Isolation and Structure Elucidation of Vinca Alkaloids From Vinca Species and Investigation Of Cytotoxic Activity of Vinorelbine Loaded Nanodrug Delivery Systems

Tez Türü: Doktora

Tezin Yürütüldüğü Kurum: İstanbul Teknik Üniversitesi, Fen Bilimleri Enstitüsü, Organic Chemistry, Türkiye

Tez Danışmanı: Gülaçti Topçu

Tezin Onay Tarihi: 2011

Tezin Dili: İngilizce

Desteklendiği Program: Diğer

Özet:

This thesis study mainly consists of two different parts. The first part forms isolation and structure elucidation of Vinca alkaloids from the three Vinca species (Vinca major, Vinca minor and Vinca soneri). The second part consists of loading of a dimeric Vinca alkaloid, Vinorelbine to three different types of micellar nano-drug delivery systems (MNDDS) and physical characterization of MNDDS and investigation of their cytotoxic activity.

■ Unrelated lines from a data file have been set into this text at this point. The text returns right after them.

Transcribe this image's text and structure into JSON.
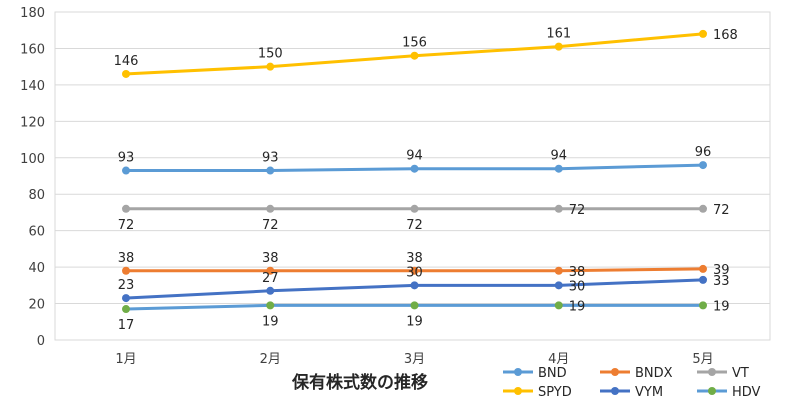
{
  "chart_data": {
    "type": "line",
    "xlabel": "保有株式数の推移",
    "ylabel": "",
    "ylim": [
      0,
      180
    ],
    "ytick_step": 20,
    "grid": true,
    "legend_position": "bottom-right",
    "categories": [
      "1月",
      "2月",
      "3月",
      "4月",
      "5月"
    ],
    "series": [
      {
        "name": "SPYD",
        "color": "#FFC000",
        "values": [
          146,
          150,
          156,
          161,
          168
        ],
        "label_pos": [
          "above",
          "above",
          "above",
          "above",
          "right"
        ]
      },
      {
        "name": "BND",
        "color": "#5B9BD5",
        "values": [
          93,
          93,
          94,
          94,
          96
        ],
        "label_pos": [
          "above",
          "above",
          "above",
          "above",
          "above"
        ]
      },
      {
        "name": "VT",
        "color": "#A5A5A5",
        "values": [
          72,
          72,
          72,
          72,
          72
        ],
        "label_pos": [
          "below",
          "below",
          "below",
          "right",
          "right"
        ]
      },
      {
        "name": "BNDX",
        "color": "#ED7D31",
        "values": [
          38,
          38,
          38,
          38,
          39
        ],
        "label_pos": [
          "above",
          "above",
          "above",
          "right",
          "right"
        ]
      },
      {
        "name": "VYM",
        "color": "#4472C4",
        "values": [
          23,
          27,
          30,
          30,
          33
        ],
        "label_pos": [
          "above",
          "above",
          "above",
          "right",
          "right"
        ]
      },
      {
        "name": "HDV",
        "color": "#70AD47",
        "line_color": "#5B9BD5",
        "values": [
          17,
          19,
          19,
          19,
          19
        ],
        "label_pos": [
          "below",
          "below",
          "below",
          "right",
          "right"
        ]
      }
    ],
    "legend_order": [
      "BND",
      "BNDX",
      "VT",
      "SPYD",
      "VYM",
      "HDV"
    ]
  }
}
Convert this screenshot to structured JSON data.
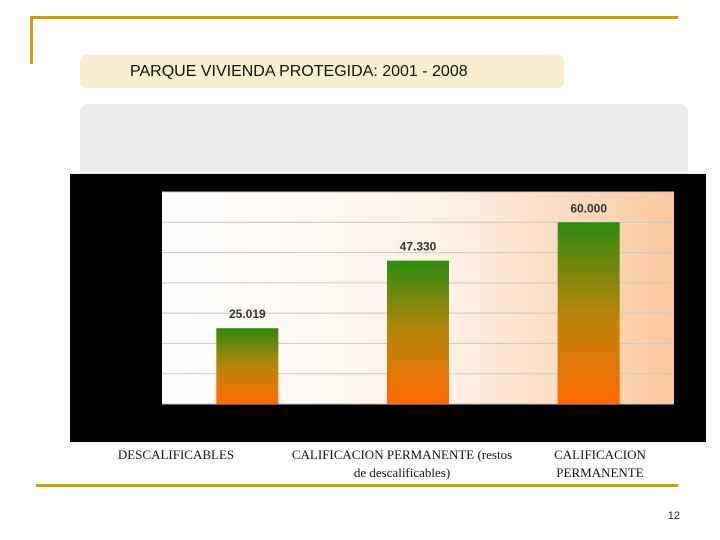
{
  "slide": {
    "title": "PARQUE VIVIENDA PROTEGIDA: 2001 - 2008",
    "page_number": "12"
  },
  "colors": {
    "accent_line": "#c8a200",
    "title_box": "#f9edd2",
    "bar_top": "#2e8b10",
    "bar_bottom": "#ff6a00",
    "plot_background_right": "#f9c9a0"
  },
  "chart_data": {
    "type": "bar",
    "categories": [
      "DESCALIFICABLES",
      "CALIFICACION PERMANENTE (restos de descalificables)",
      "CALIFICACION PERMANENTE"
    ],
    "category_lines": [
      [
        "DESCALIFICABLES"
      ],
      [
        "CALIFICACION PERMANENTE (restos",
        "de descalificables)"
      ],
      [
        "CALIFICACION",
        "PERMANENTE"
      ]
    ],
    "values": [
      25019,
      47330,
      60000
    ],
    "data_labels": [
      "25.019",
      "47.330",
      "60.000"
    ],
    "ylim": [
      0,
      70000
    ],
    "grid": true,
    "legend": "none",
    "title": "",
    "xlabel": "",
    "ylabel": ""
  }
}
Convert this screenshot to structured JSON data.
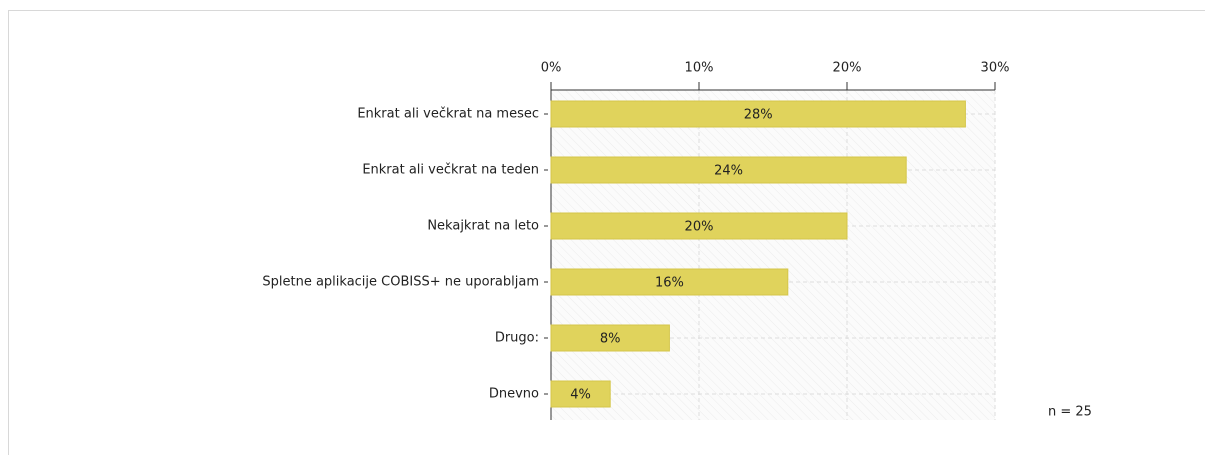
{
  "chart_data": {
    "type": "bar",
    "orientation": "horizontal",
    "categories": [
      "Enkrat ali večkrat na mesec",
      "Enkrat ali večkrat na teden",
      "Nekajkrat na leto",
      "Spletne aplikacije COBISS+ ne uporabljam",
      "Drugo:",
      "Dnevno"
    ],
    "values": [
      28,
      24,
      20,
      16,
      8,
      4
    ],
    "value_labels": [
      "28%",
      "24%",
      "20%",
      "16%",
      "8%",
      "4%"
    ],
    "color": "#e0d35c",
    "xlim": [
      0,
      30
    ],
    "xticks": [
      {
        "value": 0,
        "label": "0%"
      },
      {
        "value": 10,
        "label": "10%"
      },
      {
        "value": 20,
        "label": "20%"
      },
      {
        "value": 30,
        "label": "30%"
      }
    ],
    "grid": true,
    "annotation": "n = 25"
  }
}
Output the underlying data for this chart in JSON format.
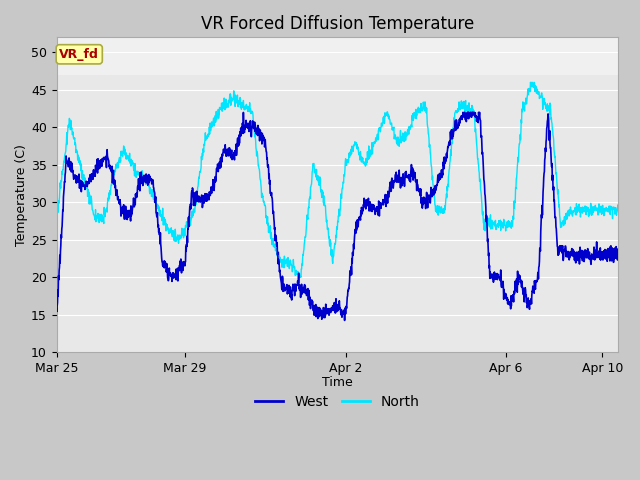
{
  "title": "VR Forced Diffusion Temperature",
  "xlabel": "Time",
  "ylabel": "Temperature (C)",
  "ylim": [
    10,
    52
  ],
  "yticks": [
    10,
    15,
    20,
    25,
    30,
    35,
    40,
    45,
    50
  ],
  "west_color": "#0000CD",
  "north_color": "#00E5FF",
  "plot_bg_color": "#E8E8E8",
  "top_band_color": "#F0F0F0",
  "fig_bg_color": "#C8C8C8",
  "annotation_text": "VR_fd",
  "annotation_fg": "#AA0000",
  "annotation_bg": "#FFFFAA",
  "annotation_edge": "#AAAA44",
  "legend_west": "West",
  "legend_north": "North",
  "xlim": [
    0,
    17.5
  ],
  "xtick_positions": [
    0,
    4,
    9,
    14,
    17
  ],
  "xtick_labels": [
    "Mar 25",
    "Mar 29",
    "Apr 2",
    "Apr 6",
    "Apr 10"
  ],
  "grid_color": "#FFFFFF",
  "title_fontsize": 12,
  "axis_fontsize": 9,
  "legend_fontsize": 10
}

As it is known, natural products or their derivatives have an important place in cancer therapy. Among present chemotherapeutic agents natural drugs or their semi-synthetic derivatives, namely alkaloids from Taxus, Catharantus and Vinca species are the most common drugs. Particularly dimeric Vinca alkaloids which have indeed Catharantus alkaloids and their derivatives are used in lung, ovarian and breast cancer therapy. However, all of the anti-cancer drugs including Vinca alkaloids have numerous side-effects. For this purpose, both isolation and structure elucidation studies for the Vinca alkaloids growing in Turkey were carried out, and the three micellar drug delivery systems were prepared and investigated for their physical properties and cytotoxic activity of the MNDDS with and without Vinorelbine.

For the phytochemical research, alkaloids’ extracts of the three Vinca species were prepared, and structure of alkaloids, isolated by chromatographic methods, were determined with modern spectroscopic techniques, namely NMR (¹H and ¹³C NMR, BB, APT, DEPT, COSY, gHSQS and gHMBC) and mass spectroscopy. From the three Vinca species, Vinca soneri has just been brought to the world of science as a new endemic species to Turkey. In fact, there are four species of Vinca in Turkey and among them, investigations on V. herbacea have just now published by our group. Vallesiachotamine and Picrinine were isolated from Vinca soneri as well as α and β-Yohimbine. Vallesiachotamine is also isolated from Vinca minor besides iso-Vallesiachotamine. This is the first isolation of Vallesiachotamine, iso-Vallesiachotamine, α and β-Yohimbine from Vinca species as known Indole alkaloids. It is noteworthy that 11-Hydroxypolyneuridine was obtained from V. major as a new Indole alkaloid in this study.

The studies of the second part are the preparation of the Vinorelbine nanoformulations. Vinorelbine is uploaded to one lipid-based and two polymeric nano-drug delivery systems. The aim of these formulations is to prepare drug delivery systems which target cancerous tissue by using Enhanced Permeability and Retention (EPR) effect with high efficiency and lesser side effects.

One of the MNDDS used in this study is a very well known targeting carrier, DiStearoyl PhosphatidylEthanolamine-PolyEthyleneGlycol 2000 (DSPE-PEG 2000) which has been used in targeted cancer therapy researches, reported several times.

We also used two different Polymeric MNDDS to produce Nano-VLB. One of them is four-arm star-shaped Poly-ε-Caprolactone (PCL), PolyEthyleneGlycol (PEG) (PCL₄-PEG₄), and the other one is Y shaped PCL₂-PEG. These polymers have been synthesized by Prof. Gurkan HIZAL and Umit TUNCA polymer research group and the synthesis procedure was not involved in this study. The structure and synthesis pathway of these two polymers are new and we are reporting the characterization of micelles prepared by these two co-polymers.

For the characterization of these two polymeric micelles their CMC were investigated and gave satisfactory results (CMC is 50 mg/L and 1mg/L for Star and Y-Shaped PCL-PEG micelles, respectively) and we are introducing two new drug delivery systems for hydrophobic agents by preparing two new Nano-VLB formulations.

As a result, although both polymeric nano-VLB formulations and DSPE-PEG formulation showed enhanced in vitro cytotoxic activity, the latter one exhibited higher activity and drug loading capacity than the former one. Thus, it can be summarized that DSPE-PEG systems can be considered as better drug delivery systems, at least based on our experimental results as well as the accumulated knowledge.